Posted: 06/10/2014 06:51:33 PM PDT
Updated: 06/10/2014 08:04:40 PM PDT

SACRAMENTO — The knockdown, drag-out partisan fights, stretching on for months, are history. These days, state budget negotiations are downright cordial.

According to Capitol sources briefed on closed-door budget negotiations, the administration of Gov. Jerry Brown and Democratic lawmakers have quietly reached deals on funding prekindergarten, pumping more money into the state’s beleaguered court system and funding levels for the state’s controversial bullet train.

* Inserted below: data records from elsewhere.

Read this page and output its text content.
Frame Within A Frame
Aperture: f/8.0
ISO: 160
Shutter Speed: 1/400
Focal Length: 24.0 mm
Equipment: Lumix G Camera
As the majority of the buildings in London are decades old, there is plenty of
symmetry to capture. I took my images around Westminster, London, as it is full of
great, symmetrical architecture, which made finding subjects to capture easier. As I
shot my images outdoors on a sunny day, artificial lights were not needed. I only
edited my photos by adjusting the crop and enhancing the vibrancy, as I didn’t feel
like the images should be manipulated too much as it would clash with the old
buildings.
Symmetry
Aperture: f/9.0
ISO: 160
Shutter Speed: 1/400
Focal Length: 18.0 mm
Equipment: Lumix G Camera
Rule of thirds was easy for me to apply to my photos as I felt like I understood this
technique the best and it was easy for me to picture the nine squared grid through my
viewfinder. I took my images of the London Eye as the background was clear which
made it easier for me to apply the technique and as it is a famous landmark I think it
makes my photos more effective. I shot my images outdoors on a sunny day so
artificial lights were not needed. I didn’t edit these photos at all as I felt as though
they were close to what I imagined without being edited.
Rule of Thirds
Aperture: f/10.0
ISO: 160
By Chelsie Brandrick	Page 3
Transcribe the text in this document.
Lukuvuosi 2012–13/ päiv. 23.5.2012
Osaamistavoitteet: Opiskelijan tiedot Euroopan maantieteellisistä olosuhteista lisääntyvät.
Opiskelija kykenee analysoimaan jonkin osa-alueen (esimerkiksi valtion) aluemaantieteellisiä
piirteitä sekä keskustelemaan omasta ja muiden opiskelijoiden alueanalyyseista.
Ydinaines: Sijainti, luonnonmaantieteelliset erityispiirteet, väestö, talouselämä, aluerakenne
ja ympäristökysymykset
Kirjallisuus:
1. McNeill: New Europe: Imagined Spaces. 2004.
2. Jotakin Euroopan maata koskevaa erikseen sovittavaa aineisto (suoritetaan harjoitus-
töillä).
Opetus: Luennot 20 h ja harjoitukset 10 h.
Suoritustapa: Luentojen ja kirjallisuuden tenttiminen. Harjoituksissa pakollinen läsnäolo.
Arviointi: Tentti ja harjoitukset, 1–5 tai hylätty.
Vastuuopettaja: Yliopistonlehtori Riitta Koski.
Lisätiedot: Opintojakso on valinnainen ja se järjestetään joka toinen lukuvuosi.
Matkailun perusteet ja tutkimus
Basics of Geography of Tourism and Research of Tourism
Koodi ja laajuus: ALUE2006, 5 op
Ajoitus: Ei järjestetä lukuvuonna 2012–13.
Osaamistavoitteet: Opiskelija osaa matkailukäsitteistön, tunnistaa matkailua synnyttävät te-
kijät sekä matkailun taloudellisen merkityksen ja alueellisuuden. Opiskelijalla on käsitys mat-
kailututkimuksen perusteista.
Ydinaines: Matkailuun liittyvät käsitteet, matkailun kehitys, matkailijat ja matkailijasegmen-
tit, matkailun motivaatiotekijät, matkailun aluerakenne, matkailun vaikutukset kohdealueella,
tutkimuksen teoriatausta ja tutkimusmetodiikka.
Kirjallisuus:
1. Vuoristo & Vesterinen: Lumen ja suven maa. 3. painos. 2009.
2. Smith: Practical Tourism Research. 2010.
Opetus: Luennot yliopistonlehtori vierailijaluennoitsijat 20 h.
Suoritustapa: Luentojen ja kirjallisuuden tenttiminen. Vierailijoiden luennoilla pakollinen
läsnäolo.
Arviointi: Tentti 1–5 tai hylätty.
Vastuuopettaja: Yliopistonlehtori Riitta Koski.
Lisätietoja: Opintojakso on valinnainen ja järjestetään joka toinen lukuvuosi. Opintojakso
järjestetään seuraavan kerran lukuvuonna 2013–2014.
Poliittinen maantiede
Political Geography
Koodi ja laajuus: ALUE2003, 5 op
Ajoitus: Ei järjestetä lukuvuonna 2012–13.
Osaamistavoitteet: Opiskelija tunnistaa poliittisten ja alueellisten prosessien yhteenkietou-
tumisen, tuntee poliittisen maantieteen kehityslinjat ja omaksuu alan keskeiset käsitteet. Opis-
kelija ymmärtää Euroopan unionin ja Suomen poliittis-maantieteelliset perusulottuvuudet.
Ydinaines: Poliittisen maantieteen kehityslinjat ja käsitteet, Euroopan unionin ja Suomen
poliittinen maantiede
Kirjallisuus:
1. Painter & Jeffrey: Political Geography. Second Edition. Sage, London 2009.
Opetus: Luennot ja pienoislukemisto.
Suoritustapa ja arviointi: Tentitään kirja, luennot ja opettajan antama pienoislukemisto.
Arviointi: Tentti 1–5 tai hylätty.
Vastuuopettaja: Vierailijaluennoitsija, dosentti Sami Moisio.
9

Suddenly robust state finances and voter-approved measures that made it possible to pass a budget with a simple majority and dock lawmakers’ pay if they don’t meet the June 15 deadline to pass a budget are responsible for much of the civility. But this year’s discussions also showed that Brown and the Democratic-controlled Legislature that some had predicted would want to spend wildly are pretty much on the same page.

“They have a lot of differences, but at the end of the day, the differences are not so great that they can’t find a way to compromise and get the budget done on time,” said Bill Whalen, a research fellow at Stanford’s Hoover Institution and top aide to former Republican Gov. Pete Wilson.

Previously, legislative leaders had already struck deals with the Brown administration on some key issues, including a new “rainy day fund” and a plan to fund teacher pensions. And they’re expected to spend the rest of the week ironing out several other deals ahead of the midnight Sunday deadline.

Deciding whether to allow home aides who work for the state’s In-Home Supportive Services program to earn overtime pay could prove to be the most thorny issue in this year’s budget talks. Meetings on the topic have been “heated,” said sources with knowledge of the discussions.

New federal rules require America’s in-home workers to get overtime pay starting next year, but Brown says it will be too costly for California and instead wants to limit aides to 40-hour work weeks.

After proposing a $160 million increase in spending for California’s courts, Brown has reportedly agreed to another modest bump in funding for the judicial system, whose budget was hit hard at the height of the state’s financial crisis.